Interview: The Shaking Sensations

The Shaking Sensations - Photo courtesy of The Shaking Sensations

The Shaking Sensations - Photo courtesy of The Shaking Sensations

The Shaking Sensations have been through quite a lot of changes over the years.

The band, whose initial roots are grounded in a Smashing Pumpkins cover band from the late 90s, has run the gamut of adjustments and transformation, ranging from evolving music foci to alterations in the roles of members.

Now, in 2011, the band finally has a debut full-length album to show for it; “East of Youth” was released earlier this year in Scandinavia, with German and UK releases last month.
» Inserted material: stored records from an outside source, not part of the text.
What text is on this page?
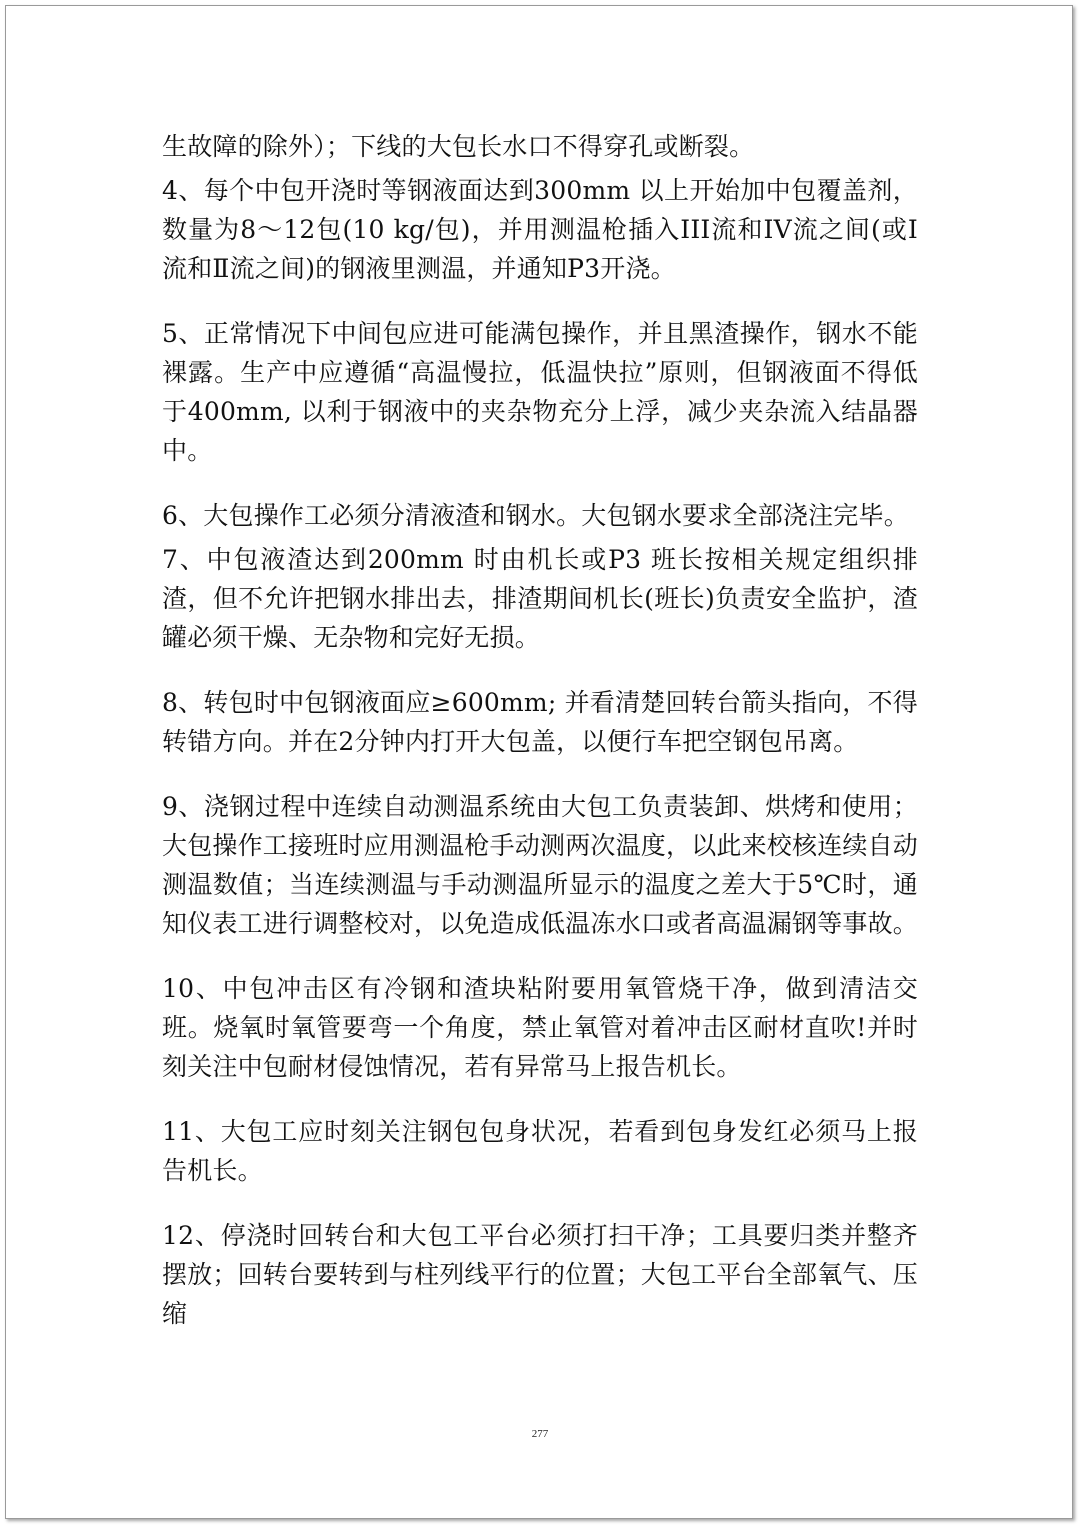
生故障的除外）；下线的大包长水口不得穿孔或断裂。

4、每个中包开浇时等钢液面达到300mm 以上开始加中包覆盖剂，数量为8～12包(10 kg/包)，并用测温枪插入III流和IV流之间(或I 流和Ⅱ流之间)的钢液里测温，并通知P3开浇。

5、正常情况下中间包应进可能满包操作，并且黑渣操作，钢水不能裸露。生产中应遵循“高温慢拉，低温快拉”原则，但钢液面不得低于400mm, 以利于钢液中的夹杂物充分上浮，减少夹杂流入结晶器中。

6、大包操作工必须分清液渣和钢水。大包钢水要求全部浇注完毕。

7、中包液渣达到200mm 时由机长或P3 班长按相关规定组织排渣，但不允许把钢水排出去，排渣期间机长(班长)负责安全监护，渣罐必须干燥、无杂物和完好无损。

8、转包时中包钢液面应≥600mm; 并看清楚回转台箭头指向，不得转错方向。并在2分钟内打开大包盖，以便行车把空钢包吊离。

9、浇钢过程中连续自动测温系统由大包工负责装卸、烘烤和使用；大包操作工接班时应用测温枪手动测两次温度，以此来校核连续自动测温数值；当连续测温与手动测温所显示的温度之差大于5℃时，通知仪表工进行调整校对，以免造成低温冻水口或者高温漏钢等事故。

10、中包冲击区有冷钢和渣块粘附要用氧管烧干净，做到清洁交班。烧氧时氧管要弯一个角度，禁止氧管对着冲击区耐材直吹!并时刻关注中包耐材侵蚀情况，若有异常马上报告机长。

11、大包工应时刻关注钢包包身状况，若看到包身发红必须马上报告机长。

12、停浇时回转台和大包工平台必须打扫干净；工具要归类并整齐摆放；回转台要转到与柱列线平行的位置；大包工平台全部氧气、压缩

277
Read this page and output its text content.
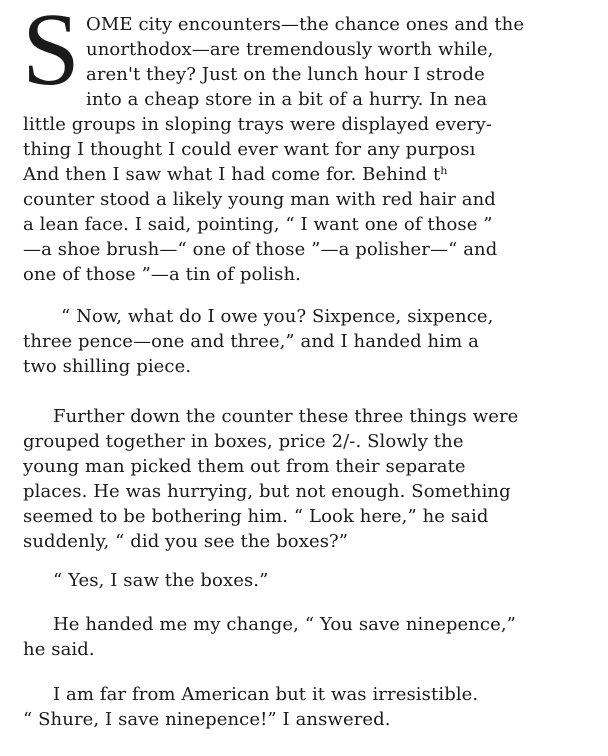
S OME city encounters—the chance ones and the
unorthodox—are tremendously worth while,
aren't they? Just on the lunch hour I strode
into a cheap store in a bit of a hurry. In nea
little groups in sloping trays were displayed every-
thing I thought I could ever want for any purposı
And then I saw what I had come for. Behind tʰ
counter stood a likely young man with red hair and
a lean face. I said, pointing, “ I want one of those ”
—a shoe brush—“ one of those ”—a polisher—“ and
one of those ”—a tin of polish.
“ Now, what do I owe you? Sixpence, sixpence,
three pence—one and three,” and I handed him a
two shilling piece.
Further down the counter these three things were
grouped together in boxes, price 2/-. Slowly the
young man picked them out from their separate
places. He was hurrying, but not enough. Something
seemed to be bothering him. “ Look here,” he said
suddenly, “ did you see the boxes?”
“ Yes, I saw the boxes.”
He handed me my change, “ You save ninepence,”
he said.
I am far from American but it was irresistible.
“ Shure, I save ninepence!” I answered.
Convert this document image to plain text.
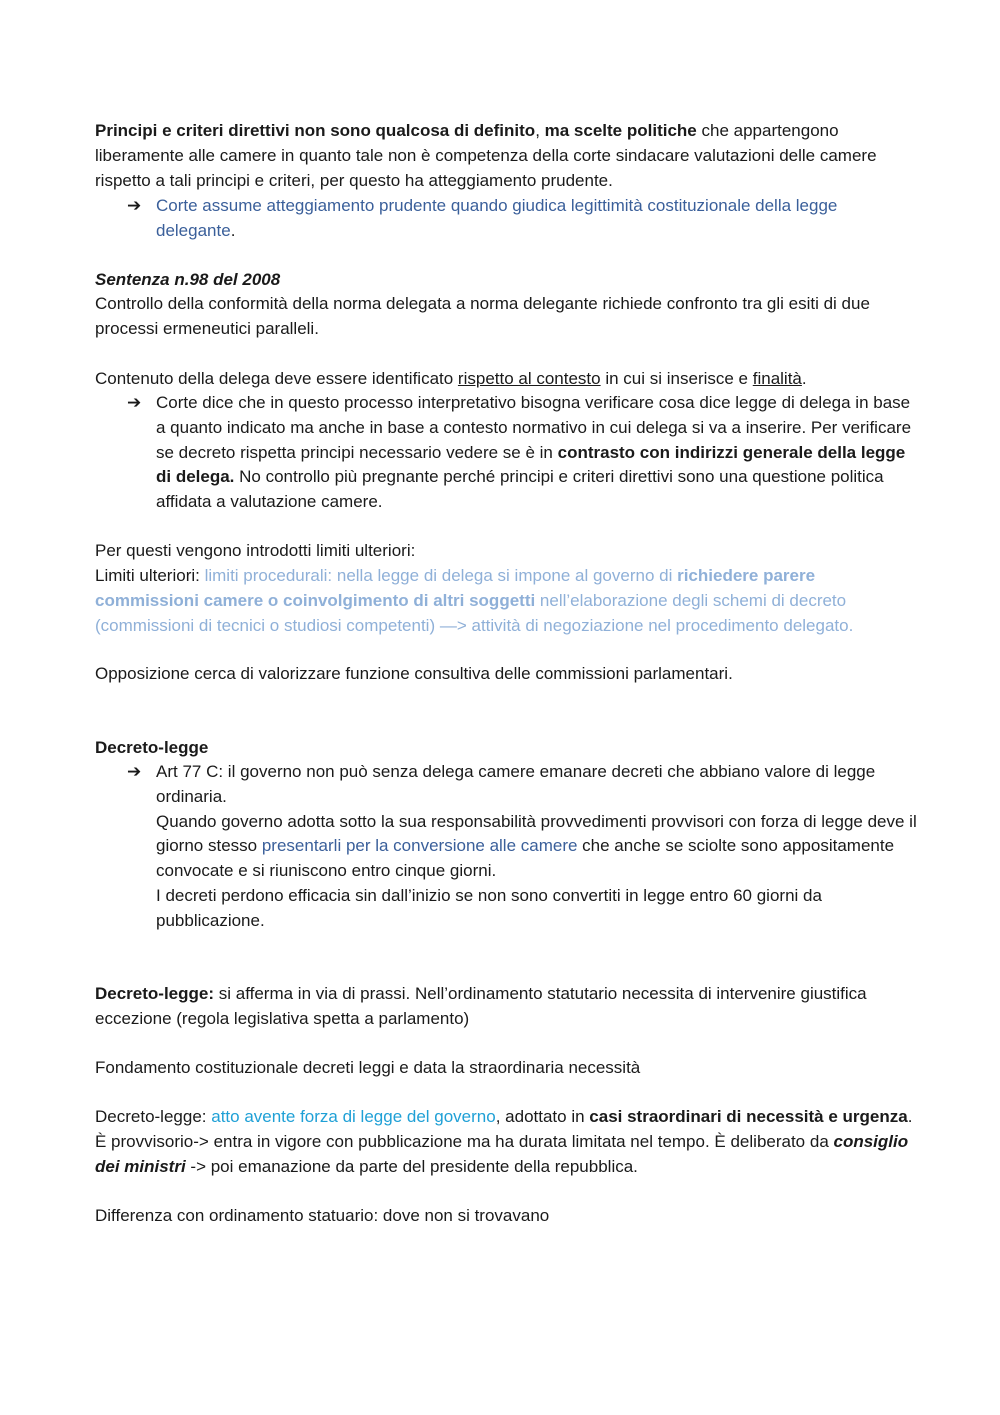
Principi e criteri direttivi non sono qualcosa di definito, ma scelte politiche che appartengono liberamente alle camere in quanto tale non è competenza della corte sindacare valutazioni delle camere rispetto a tali principi e criteri, per questo ha atteggiamento prudente.

➔ Corte assume atteggiamento prudente quando giudica legittimità costituzionale della legge delegante.

Sentenza n.98 del 2008

Controllo della conformità della norma delegata a norma delegante richiede confronto tra gli esiti di due processi ermeneutici paralleli.

Contenuto della delega deve essere identificato rispetto al contesto in cui si inserisce e finalità.

➔ Corte dice che in questo processo interpretativo bisogna verificare cosa dice legge di delega in base a quanto indicato ma anche in base a contesto normativo in cui delega si va a inserire. Per verificare se decreto rispetta principi necessario vedere se è in contrasto con indirizzi generale della legge di delega. No controllo più pregnante perché principi e criteri direttivi sono una questione politica affidata a valutazione camere.

Per questi vengono introdotti limiti ulteriori:

Limiti ulteriori: limiti procedurali: nella legge di delega si impone al governo di richiedere parere commissioni camere o coinvolgimento di altri soggetti nell’elaborazione degli schemi di decreto (commissioni di tecnici o studiosi competenti) —> attività di negoziazione nel procedimento delegato.

Opposizione cerca di valorizzare funzione consultiva delle commissioni parlamentari.

Decreto-legge

➔ Art 77 C: il governo non può senza delega camere emanare decreti che abbiano valore di legge ordinaria.
Quando governo adotta sotto la sua responsabilità provvedimenti provvisori con forza di legge deve il giorno stesso presentarli per la conversione alle camere che anche se sciolte sono appositamente convocate e si riuniscono entro cinque giorni.
I decreti perdono efficacia sin dall’inizio se non sono convertiti in legge entro 60 giorni da pubblicazione.

Decreto-legge: si afferma in via di prassi. Nell’ordinamento statutario necessita di intervenire giustifica eccezione (regola legislativa spetta a parlamento)

Fondamento costituzionale decreti leggi e data la straordinaria necessità

Decreto-legge: atto avente forza di legge del governo, adottato in casi straordinari di necessità e urgenza. È provvisorio-> entra in vigore con pubblicazione ma ha durata limitata nel tempo. È deliberato da consiglio dei ministri -> poi emanazione da parte del presidente della repubblica.

Differenza con ordinamento statuario: dove non si trovavano
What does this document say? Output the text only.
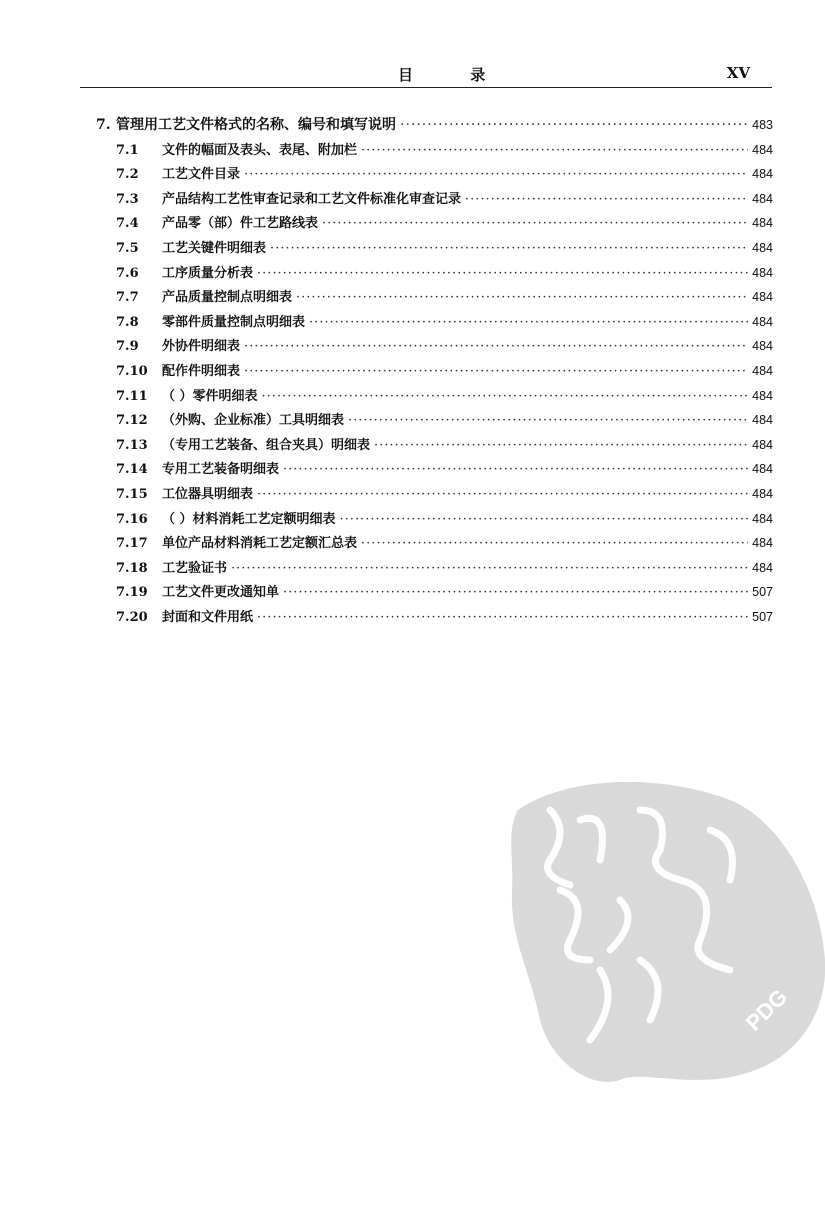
目 录	XV
7. 管理用工艺文件格式的名称、编号和填写说明 ·····	483
7.1	文件的幅面及表头、表尾、附加栏 ·····	484
7.2	工艺文件目录 ·····	484
7.3	产品结构工艺性审查记录和工艺文件标准化审查记录 ·····	484
7.4	产品零（部）件工艺路线表 ·····	484
7.5	工艺关键件明细表 ·····	484
7.6	工序质量分析表 ·····	484
7.7	产品质量控制点明细表 ·····	484
7.8	零部件质量控制点明细表 ·····	484
7.9	外协件明细表 ·····	484
7.10	配作件明细表 ·····	484
7.11	（ ）零件明细表 ·····	484
7.12	（外购、企业标准）工具明细表 ·····	484
7.13	（专用工艺装备、组合夹具）明细表 ·····	484
7.14	专用工艺装备明细表 ·····	484
7.15	工位器具明细表 ·····	484
7.16	（ ）材料消耗工艺定额明细表 ·····	484
7.17	单位产品材料消耗工艺定额汇总表 ·····	484
7.18	工艺验证书 ·····	484
7.19	工艺文件更改通知单 ·····	507
7.20	封面和文件用纸 ·····	507
PDG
Of course, as with everything else in the band, it didn’t come easily.

“It’s an album that has been under its way for quite some time,” guitarist Jeppe said.

He referenced the fact that, up until one-and-a-half years ago, the band was only him and three other members: Jakob, Jens and Christian. However, at a certain point – after the group trade out the Sonic Youth and Smashing Pumpkins influences in lieu of achieving a Mogwai and Explosions in the Sky sound – the foursome decided to bring on a fifth member and second drummer, Mads.

“We needed to rearrange everything that we had done before because until that point we only had one drummer,” Jeppe said. “All these new things started to happen and the two drummers needed to learn how to play together.”

Shortly after, the band set to serious work recording the album, which was followed up with some devastating news: new drummer Mads had broken his arm. While it wasn’t the end of the band or the recording process, there was a three-month hiatus. And when the band regrouped to continue with recording, they all realized there was an amount of dissatisfaction with the songs, and a desire to rework the music yet again.

“It was like starting over,” Jeppe said, explaining how they wrote new songs in hopes of better pinpointing the sound they all wanted. “It was a really chaotic process, but it turned out really good.”

Additionally, he said in retrospect that the intensity of the music – all of which is void of vocals – seems to accurately reflect that chaos they all were subject to.

“We think it documents it pretty well,” he said. “It ended up being a record that we are really satisfied with and really it encapsulates all that’s going on in our minds in that period.”

Additionally, in the past six months, Jeppe – who previously served as a manager to the band – was able to step down from that post and focus solely on the music, passing the managerial torch on to the record label.

“That’s quite a relief just to concentrate on the music,” he said. “All the other business things [are] really stressful.”

Since The Shaking Sensations play post-rock instrumental music, Jeppe said that because there are no lyrics, the emotional intent behind the songs becomes even more important and prominent.

“Since we’re doing instrumental music, we’re not putting words on a paper that express feelings,” he said. “Many things have to come together before we can make good music…[the band members need] to be places in their lives where they can, you know, express feelings.”

This goes not just for writing music together, but also for playing it live.

“We need to be in it, all of us, 100 percent, before it can work out,” Jeppe said. “It can be hard. It can be really hard…it’s just the whole thing about standing on the stage and playing your music for [total] strangers and a new crowd every night.”

But when they all concentrate their energies, something beautiful, intense and unexpected is the result.

“If you would have asked me 10 years ago, I’d never thought about playing instrumental music, and not with [these] guys that I started out with,” Jeppe said. “Now it’s something totally different…we’ve all grown with it.”

The Shaking Sensations plays tonight at Bassy in Berlin. The show begins at 21.00.